As stated above it depends on the type of battery.  I've worked around several facilities were forklift batteries were serviced and charged.  In those everything is explosion proof and they have a ventilation system to remove any fumes.  They're also designed with spill containment.  They're probably the worst case scenario but....


----------



## Gregg Harris (Sep 17, 2012)

chris kennedy said:
			
		

> I'm doing a job at MIA that has a room for aviation battery storage. Fire official stated during walk-through I need to use explosion proof luminaires and wiring methods. This was not noted at plans review or speced by the EE. Is this SOP in your jurisdiction?Thanks


Chris I am sure you have looked at 513.10 (B) but I can not find any information requiring exsplosion proof.
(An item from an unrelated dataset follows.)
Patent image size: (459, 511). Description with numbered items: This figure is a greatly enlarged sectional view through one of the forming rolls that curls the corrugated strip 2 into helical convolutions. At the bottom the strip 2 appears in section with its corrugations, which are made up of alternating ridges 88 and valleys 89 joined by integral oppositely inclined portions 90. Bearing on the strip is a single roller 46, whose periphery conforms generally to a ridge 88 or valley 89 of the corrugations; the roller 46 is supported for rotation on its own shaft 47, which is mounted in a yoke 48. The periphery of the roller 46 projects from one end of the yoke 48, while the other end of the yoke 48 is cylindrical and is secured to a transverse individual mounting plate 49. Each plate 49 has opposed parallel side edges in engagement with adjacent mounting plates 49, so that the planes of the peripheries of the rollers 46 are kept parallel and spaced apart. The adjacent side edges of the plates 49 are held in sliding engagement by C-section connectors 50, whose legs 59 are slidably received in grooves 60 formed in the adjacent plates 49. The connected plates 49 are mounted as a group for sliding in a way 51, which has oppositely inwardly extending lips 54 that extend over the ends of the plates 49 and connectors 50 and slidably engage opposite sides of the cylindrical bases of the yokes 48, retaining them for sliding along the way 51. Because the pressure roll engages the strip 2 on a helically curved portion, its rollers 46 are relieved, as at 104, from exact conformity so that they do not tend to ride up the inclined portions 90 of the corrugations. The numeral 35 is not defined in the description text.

This room should be separate from the hanger area and not required to be classified. Ventilation with alarm would be required.


----------



## cda (Sep 17, 2012)

And what code section did fire marshal bill reference?????


----------



## chris kennedy (Sep 17, 2012)

Gregg Harris said:
			
		

> Chris I am sure you have looked at 513.10 (B) but I can not find any information requiring exsplosion proof. This room should be separate from the hanger area and not required to be classified. Ventilation with alarm would be required.


This is not a hanger, its a maintenance facility. You would have to take the wings off the aircraft to get it inside.



			
				cda said:
			
		

> And what code section did fire marshal bill reference?????


I wasn't there for the walk through but the fire officials around here don't walk around with the IFC in hand.


----------



## Gregg Harris (Sep 17, 2012)

chris kennedy said:
			
		

> This is not a hanger, its a maintenance facility. You would have to take the wings off the aircraft to get it inside.I wasn't there for the walk through but the fire officials around here don't walk around with the IFC in hand.


There is nothing in the IFC Article 11 that requires it.


----------



## cda (Sep 17, 2012)

chris kennedy said:
			
		

> This is not a hanger, its a maintenance facility. You would have to take the wings off the aircraft to get it inside.I wasn't there for the walk through but the fire officials around here don't walk around with the IFC in hand.


I do it is a lot softer then a 2x4, plus a lot easier if code question comes up


----------



## cda (Sep 17, 2012)

How many batteries are we talking about on an average day in storage???

Aren't aircraft batteries sealed???


----------



## BSSTG (Sep 18, 2012)

Greetings,

You might check out the last sentence of 510.2. That might be helpful.

BS


----------